Die chinesische Botschaft in Washington kritisierte die Patrouillenfahrt. Die USA sollten jede Provokation vermeiden und stattdessen alles tun, um den Frieden und die Stabilität in der Region zu wahren. Die Regierung in Peking hatte bereits im vergangenen Monat erklärt, sie werde keinem Staat gestatten, die chinesischen Hoheitsgewässer und den Luftraum über den Spratly-Inseln zu verletzen.
Die zahlreichen Eilande, Riffe und Atolle, die zu der Inselgruppe gehören, sind zwischen mehreren Ländern umstritten.

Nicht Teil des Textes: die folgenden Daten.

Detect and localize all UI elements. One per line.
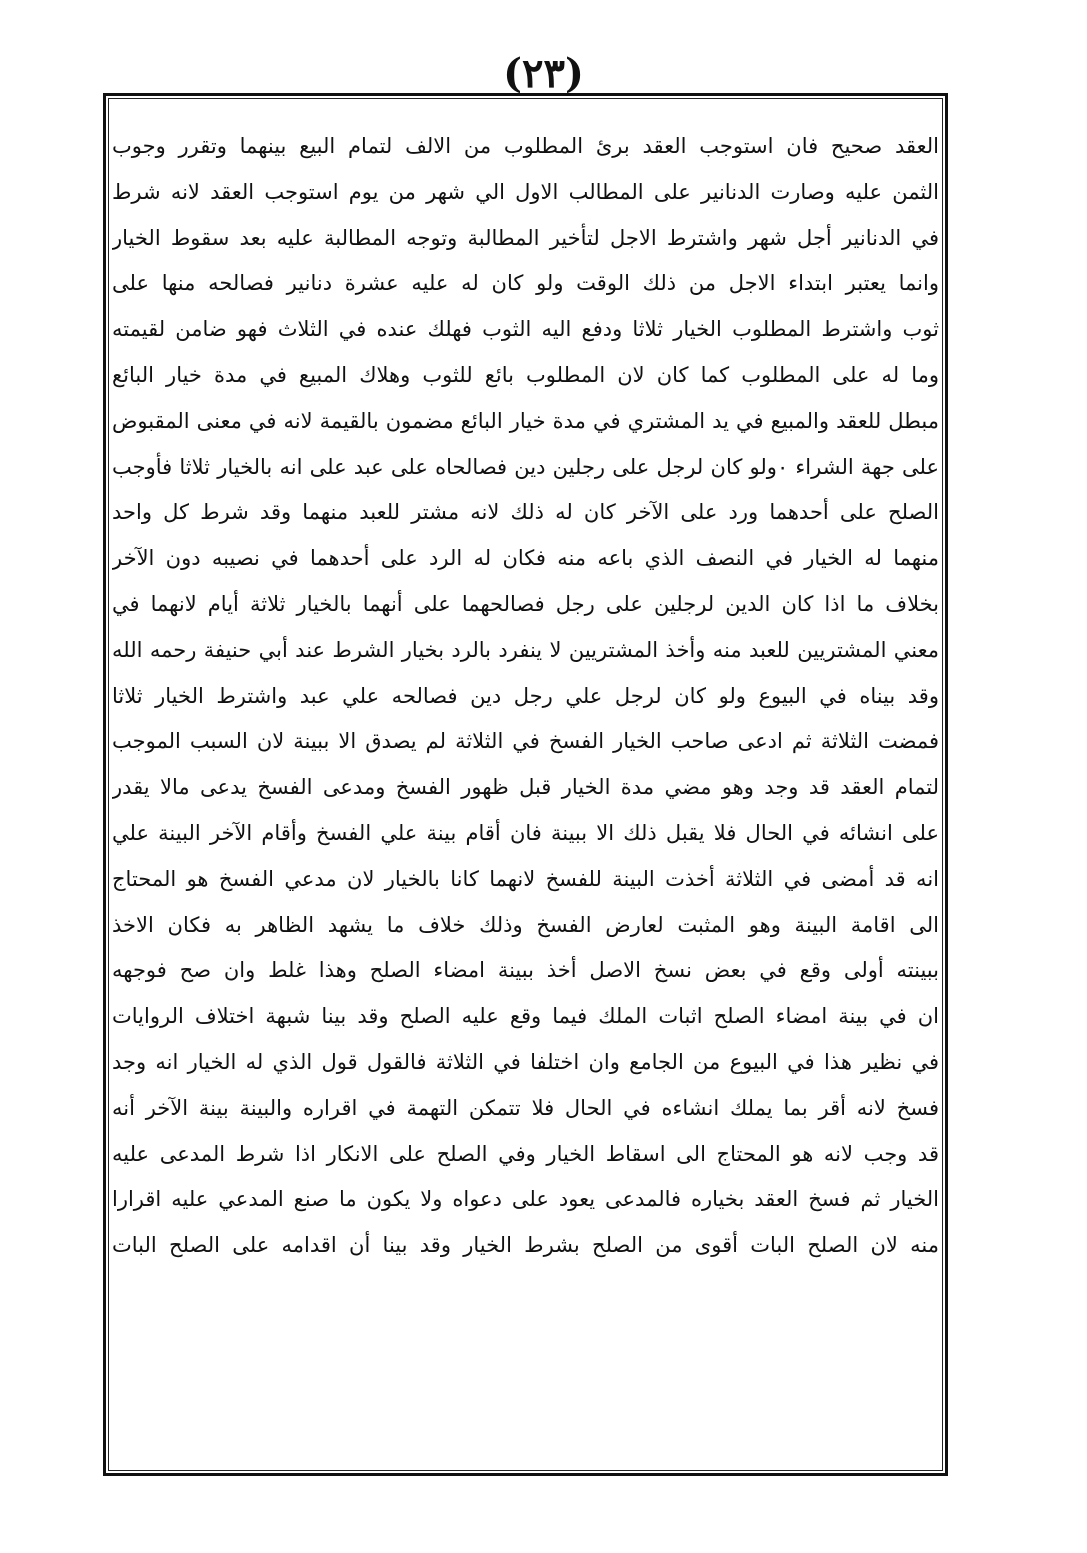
text-line: معني المشتريين للعبد منه وأخذ المشتريين لا ينفرد بالرد بخيار الشرط عند أبي حنيفة رحمه الله [112,637,939,662]
text-block [112,124,939,1269]
text-line: انه قد أمضى في الثلاثة أخذت البينة للفسخ لانهما كانا بالخيار لان مدعي الفسخ هو المحتاج [112,866,939,891]
text-line: منه لان الصلح البات أقوى من الصلح بشرط الخيار وقد بينا أن اقدامه على الصلح البات [112,1233,939,1258]
text-line: وما له على المطلوب كما كان لان المطلوب بائع للثوب وهلاك المبيع في مدة خيار البائع [112,362,939,387]
text-line: بخلاف ما اذا كان الدين لرجلين على رجل فصالحهما على أنهما بالخيار ثلاثة أيام لانهما في [112,591,939,616]
text-line: الصلح على أحدهما ورد على الآخر كان له ذلك لانه مشتر للعبد منهما وقد شرط كل واحد [112,500,939,525]
text-line: الى اقامة البينة وهو المثبت لعارض الفسخ وذلك خلاف ما يشهد الظاهر به فكان الاخذ [112,912,939,937]
text-line: في الدنانير أجل شهر واشترط الاجل لتأخير المطالبة وتوجه المطالبة عليه بعد سقوط الخيار [112,225,939,250]
text-line: فسخ لانه أقر بما يملك انشاءه في الحال فلا تتمكن التهمة في اقراره والبينة بينة الآخر أنه [112,1095,939,1120]
page-number: (٢٣) [503,50,584,97]
text-line: على انشائه في الحال فلا يقبل ذلك الا ببينة فان أقام بينة علي الفسخ وأقام الآخر البينة علي [112,820,939,845]
text-line: وانما يعتبر ابتداء الاجل من ذلك الوقت ولو كان له عليه عشرة دنانير فصالحه منها على [112,271,939,296]
text-line: مبطل للعقد والمبيع في يد المشتري في مدة خيار البائع مضمون بالقيمة لانه في معنى المقبوض [112,408,939,433]
text-line: ببينته أولى وقع في بعض نسخ الاصل أخذ ببينة امضاء الصلح وهذا غلط وان صح فوجهه [112,958,939,983]
text-line: في نظير هذا في البيوع من الجامع وان اختلفا في الثلاثة فالقول قول الذي له الخيار انه وجد [112,1049,939,1074]
text-line: قد وجب لانه هو المحتاج الى اسقاط الخيار وفي الصلح على الانكار اذا شرط المدعى عليه [112,1141,939,1166]
text-line: على جهة الشراء ٠ولو كان لرجل على رجلين دين فصالحاه على عبد على انه بالخيار ثلاثا فأوجب [112,454,939,479]
text-line: الثمن عليه وصارت الدنانير على المطالب الاول الي شهر من يوم استوجب العقد لانه شرط [112,179,939,204]
text-line: لتمام العقد قد وجد وهو مضي مدة الخيار قبل ظهور الفسخ ومدعى الفسخ يدعى مالا يقدر [112,775,939,800]
text-line: وقد بيناه في البيوع ولو كان لرجل علي رجل دين فصالحه علي عبد واشترط الخيار ثلاثا [112,683,939,708]
text-line: منهما له الخيار في النصف الذي باعه منه فكان له الرد على أحدهما في نصيبه دون الآخر [112,546,939,571]
text-line: الخيار ثم فسخ العقد بخياره فالمدعى يعود على دعواه ولا يكون ما صنع المدعي عليه اقرارا [112,1187,939,1212]
text-line: فمضت الثلاثة ثم ادعى صاحب الخيار الفسخ في الثلاثة لم يصدق الا ببينة لان السبب الموجب [112,729,939,754]
text-line: ان في بينة امضاء الصلح اثبات الملك فيما وقع عليه الصلح وقد بينا شبهة اختلاف الروايات [112,1004,939,1029]
text-line: العقد صحيح فان استوجب العقد برئ المطلوب من الالف لتمام البيع بينهما وتقرر وجوب [112,134,939,158]
text-line: ثوب واشترط المطلوب الخيار ثلاثا ودفع اليه الثوب فهلك عنده في الثلاث فهو ضامن لقيمته [112,317,939,342]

Neben China erheben Vietnam, Malaysia, Brunei, die Philippinen und Taiwan Ansprüche.
Peking baut dort mehrere Korallenriffe durch Aufschüttungen zu künstlichen Inseln aus und treibt auf einem der Riffe offenbar sogar den Bau einer Start- und Landebahn voran. Die USA hatten China im Mai mit Blick auf die Aufschüttungen eindringlich zur Zurückhaltung gemahnt.
Die Spratly-Inseln liegen an einer der wichtigsten Schifffahrtsrouten der Welt. Zudem werden dort Erdöl- und Erdgasvorkommen vermutet. Die USA befürchten auch, dass China die künstlichen Inseln in der Region errichtet hat, um seine militärische Reichweite im Südchinesischen Meer zu vergrößern.
Peking vertritt die Ansicht, China habe Hoheitsrechte über nahezu das gesamte Südchinesische Meer, einschließlich der Küstengewässer anderer Staaten. Noch Mitte Oktober bekräftigte Chinas Präsident Xi Jinping den Standpunkt des Landes, dass die umstrittenen Inseln und Riffe in dem Gebiet seit Urzeiten chinesisches Territorium seien. China werde niemandem gestatten, seine Souveränität, seine Rechte und Interessen im Südchinesischen Meer zu verletzen.